Evenmin als de Noordzijde was de Zuidzijde uitsluitend of ook maar in de eerste plaats fabriekskwartier. De Bloemgracht bood door haar lengte en de vrij grote diepte van haar erven vele mogelijkheden. Vooral aan de Corsgenspadt-kant vond men royale grondstukken, waarop later forse woonhuizen met niet onaardige tuintjes, ook pakhuizen, verschenen. Als een stille en nette buurt heeft de twintigste eeuw Bloemgracht (ik spreek van nu af over beide zijden) nog gekend, een karakteristiek, waarvan de grondslagen reeds in de zeventiende eeuw zijn gelegd en die zelfs heden ten dage nog waarneembaar is. In dit en het vorige hoofdstuk noemde ik al enige bewoners. Ik kan er nog een aantal aan toe voegen.

Op de Bloemgracht sleet zijn laatste levensjaren niemand minder dan de vroegere Gentse pensionaris, mr.

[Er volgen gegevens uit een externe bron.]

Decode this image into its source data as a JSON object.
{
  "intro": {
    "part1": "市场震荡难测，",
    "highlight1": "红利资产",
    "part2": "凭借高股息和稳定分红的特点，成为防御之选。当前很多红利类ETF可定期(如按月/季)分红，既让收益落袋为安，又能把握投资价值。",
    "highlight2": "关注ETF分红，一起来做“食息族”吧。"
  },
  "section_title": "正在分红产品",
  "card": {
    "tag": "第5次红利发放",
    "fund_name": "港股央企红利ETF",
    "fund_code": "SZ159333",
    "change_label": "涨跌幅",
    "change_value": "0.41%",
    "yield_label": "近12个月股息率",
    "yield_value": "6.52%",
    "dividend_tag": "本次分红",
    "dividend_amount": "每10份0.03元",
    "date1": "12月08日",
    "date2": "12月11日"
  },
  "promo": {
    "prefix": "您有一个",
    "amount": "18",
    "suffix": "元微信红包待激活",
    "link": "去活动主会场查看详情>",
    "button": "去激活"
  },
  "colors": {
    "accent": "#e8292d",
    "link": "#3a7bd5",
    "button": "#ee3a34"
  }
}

Jacques Tayaert, een der trouwste medewerkers van Willem de Zwijger.[47] Belangrijke opdrachten had hij vervuld. Het zal hem, die in het heetste van de strijd had gestaan, op het nieuwe werk vreemd te moede zijn geweest. Hij stierf in 1624, 85 jaar oud. Zijn begrafenis had plaats in de Walenkerk.[48]

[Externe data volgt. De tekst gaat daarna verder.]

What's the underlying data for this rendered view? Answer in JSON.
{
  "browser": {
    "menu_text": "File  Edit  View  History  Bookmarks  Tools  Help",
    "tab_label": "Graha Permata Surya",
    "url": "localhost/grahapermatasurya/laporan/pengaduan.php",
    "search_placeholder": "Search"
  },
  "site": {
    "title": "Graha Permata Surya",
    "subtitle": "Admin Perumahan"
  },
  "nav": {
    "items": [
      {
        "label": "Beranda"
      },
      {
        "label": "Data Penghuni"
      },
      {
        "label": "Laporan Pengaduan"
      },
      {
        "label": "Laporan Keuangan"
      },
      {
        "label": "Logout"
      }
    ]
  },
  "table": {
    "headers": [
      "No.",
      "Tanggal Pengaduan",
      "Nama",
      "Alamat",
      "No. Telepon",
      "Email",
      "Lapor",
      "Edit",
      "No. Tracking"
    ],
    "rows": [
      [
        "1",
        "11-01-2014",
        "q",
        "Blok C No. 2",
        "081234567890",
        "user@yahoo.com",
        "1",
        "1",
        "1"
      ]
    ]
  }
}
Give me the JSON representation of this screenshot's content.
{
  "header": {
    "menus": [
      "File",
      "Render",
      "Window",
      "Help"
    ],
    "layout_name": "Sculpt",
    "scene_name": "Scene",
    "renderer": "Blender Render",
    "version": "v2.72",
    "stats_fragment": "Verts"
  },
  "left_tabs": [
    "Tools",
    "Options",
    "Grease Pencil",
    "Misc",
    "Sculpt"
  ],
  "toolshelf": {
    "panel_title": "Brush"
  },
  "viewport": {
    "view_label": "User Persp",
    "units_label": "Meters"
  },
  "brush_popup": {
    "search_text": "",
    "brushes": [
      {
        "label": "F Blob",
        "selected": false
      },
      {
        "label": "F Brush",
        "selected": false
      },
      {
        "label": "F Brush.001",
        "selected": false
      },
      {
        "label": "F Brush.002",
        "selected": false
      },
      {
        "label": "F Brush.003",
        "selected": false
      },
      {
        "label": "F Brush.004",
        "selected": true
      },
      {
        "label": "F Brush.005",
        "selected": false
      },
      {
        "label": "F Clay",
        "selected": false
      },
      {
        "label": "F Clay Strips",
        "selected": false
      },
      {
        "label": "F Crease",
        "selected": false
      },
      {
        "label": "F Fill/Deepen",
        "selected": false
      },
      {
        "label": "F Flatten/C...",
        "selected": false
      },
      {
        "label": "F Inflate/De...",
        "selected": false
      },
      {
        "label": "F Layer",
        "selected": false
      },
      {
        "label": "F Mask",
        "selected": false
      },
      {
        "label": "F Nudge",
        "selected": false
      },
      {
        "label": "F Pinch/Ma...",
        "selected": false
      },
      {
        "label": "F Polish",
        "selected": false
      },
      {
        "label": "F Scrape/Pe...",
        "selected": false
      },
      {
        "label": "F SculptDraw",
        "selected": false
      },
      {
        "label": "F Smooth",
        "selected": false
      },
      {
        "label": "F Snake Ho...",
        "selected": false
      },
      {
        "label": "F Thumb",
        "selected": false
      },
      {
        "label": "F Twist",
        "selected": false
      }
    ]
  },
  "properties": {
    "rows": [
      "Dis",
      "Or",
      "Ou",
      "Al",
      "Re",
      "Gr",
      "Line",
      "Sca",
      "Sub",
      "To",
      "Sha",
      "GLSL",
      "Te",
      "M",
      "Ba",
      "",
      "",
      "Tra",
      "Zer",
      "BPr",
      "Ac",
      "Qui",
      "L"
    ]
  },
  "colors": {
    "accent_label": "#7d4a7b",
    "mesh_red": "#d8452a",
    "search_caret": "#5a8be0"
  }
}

Vertegenwoordigde Tayaert het verheven beginsel, de huistimmerman Pieter Intes of Entesz., die een stuk of wat panden op zijn naam had staan en in het klein, naar het schijnt, wat speculeerde,[49] was de incarnatie van de eerzame burgerlijkheid. Met een bescheiden vermogen behoorde hij in 1631 tot de aangeslagenen ( Zuidzijde ) in de 200e penning.[50]

Eveneens aan de Zuidzijde,[51] onder de schuts van “de gulden naelde, woonde mr. Jacob Bors of Jacobus Borssius, licentiaat in de rechten ( 1638 ). Het werd hem blijkbaar wel wat te eng op de Bloemgracht, want hij vertrok naar de Keizersgracht, waar hij in 1666 overleed.[52]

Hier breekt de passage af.